Endocrine Abstracts (2013) 31 P56 | DOI: 10.1530/endoabs.31.P56

Audit of inpatient management of hyponatraemia

Bhavin Patel1, Gillian Coyle1, Vidya Srinivas1, Javier Gomez1,2 & Khin Swe Myint1


1Department of Endocrinology, Norfolk and Norwich University Hospital, Norwich, UK; 2Department of Clinical Biochemistry, Norfolk and Norwich University Hospital, Norwich, UK.


Introduction: Hyponatraemia is the commonest electrolyte disturbance occurring in 15–20% of inpatients (1), with significant clinical implications if mismanaged. We conducted a retrospective audit of our current management of hyponatraemia in our 1000 bedded trust.

Method: Data of patients with severe hyponatraemia (Na<125 mmol/l) admitted to hospital over 4 weeks (Aug 2011) was collected. Twenty randomly selected cases were reviewed focusing on initial assessment, management plan and associated morbidity.
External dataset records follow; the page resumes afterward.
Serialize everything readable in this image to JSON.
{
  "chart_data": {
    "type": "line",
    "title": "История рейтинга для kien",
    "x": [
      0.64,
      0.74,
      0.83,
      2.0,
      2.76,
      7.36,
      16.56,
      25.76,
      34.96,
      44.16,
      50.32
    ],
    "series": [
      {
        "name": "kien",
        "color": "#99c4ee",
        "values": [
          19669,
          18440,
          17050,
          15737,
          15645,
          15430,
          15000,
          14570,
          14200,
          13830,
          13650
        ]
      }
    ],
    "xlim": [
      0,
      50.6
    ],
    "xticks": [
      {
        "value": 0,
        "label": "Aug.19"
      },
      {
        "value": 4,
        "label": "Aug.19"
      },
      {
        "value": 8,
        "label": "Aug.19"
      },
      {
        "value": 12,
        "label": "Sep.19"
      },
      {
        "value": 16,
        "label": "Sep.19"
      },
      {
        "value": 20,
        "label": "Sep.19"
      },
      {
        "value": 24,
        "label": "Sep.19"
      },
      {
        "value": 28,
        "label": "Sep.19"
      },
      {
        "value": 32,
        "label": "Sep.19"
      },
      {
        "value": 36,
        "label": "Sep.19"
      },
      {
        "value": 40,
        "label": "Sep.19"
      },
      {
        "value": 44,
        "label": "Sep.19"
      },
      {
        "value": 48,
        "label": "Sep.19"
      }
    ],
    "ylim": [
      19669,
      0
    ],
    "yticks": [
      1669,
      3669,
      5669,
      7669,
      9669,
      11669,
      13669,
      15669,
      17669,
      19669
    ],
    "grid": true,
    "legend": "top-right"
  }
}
Results: 218 cases were identified during the study period. Among the 20 selected cases, the lowest admission sodium was 112 mmol/l, the mean age was 73 years (29–90) with 30% female, the cohort was also noted to have multiple co-morbidities (M=4.56). Assessment of hyponatraemia was only mentioned in 10 (50%) cases on the consultant post take ward round. Fluid balance was recorded only in eight (44%) cases and no patient was assessed for postural hypotension. Aetiologies identified were as follows; idiopathic (42%), drug induced (26%), SIADH (26%) and hypervolaemic causes (6%). Of the SIADH group the following investigations were performed; urinary sodium (60%), urine osmolality (60%) and serum osmolality (80%), thyroid function tests (20%) and 0900 h cortisol (14%). In relation to outcomes, fall in serum sodium was seen in 25%, with a rise evident in 65%, one case having >10 mmol rise in 24 h. The mean length of hospital stay (LOS) was 16 days (4–56 days) in comparison with a trust mean of 5 days, with 15% of prolonged LOS documented to be attributable to hyponatraemia. Mean sodium on discharge was 130 mmol/l (121–137 mmol/l), one death occurred post discharge (Na 122 mmol/l).

Conclusion: Hyponatraemia is commonly seen in patients with multiple co-morbidities. Management remains challenging and attributes to prolonged LOS. A clear local guideline is needed and is currently under development, to improve the standard of care.

Reference

Huda MSB, Boyd A, Skagen K, Wile D, Van Heyningen C, Watson I, Wong S & Gill G. Investigation and management of severe hyponatraemia in a hospital setting. Postgrad Med J 2006 82 (965) 216–219.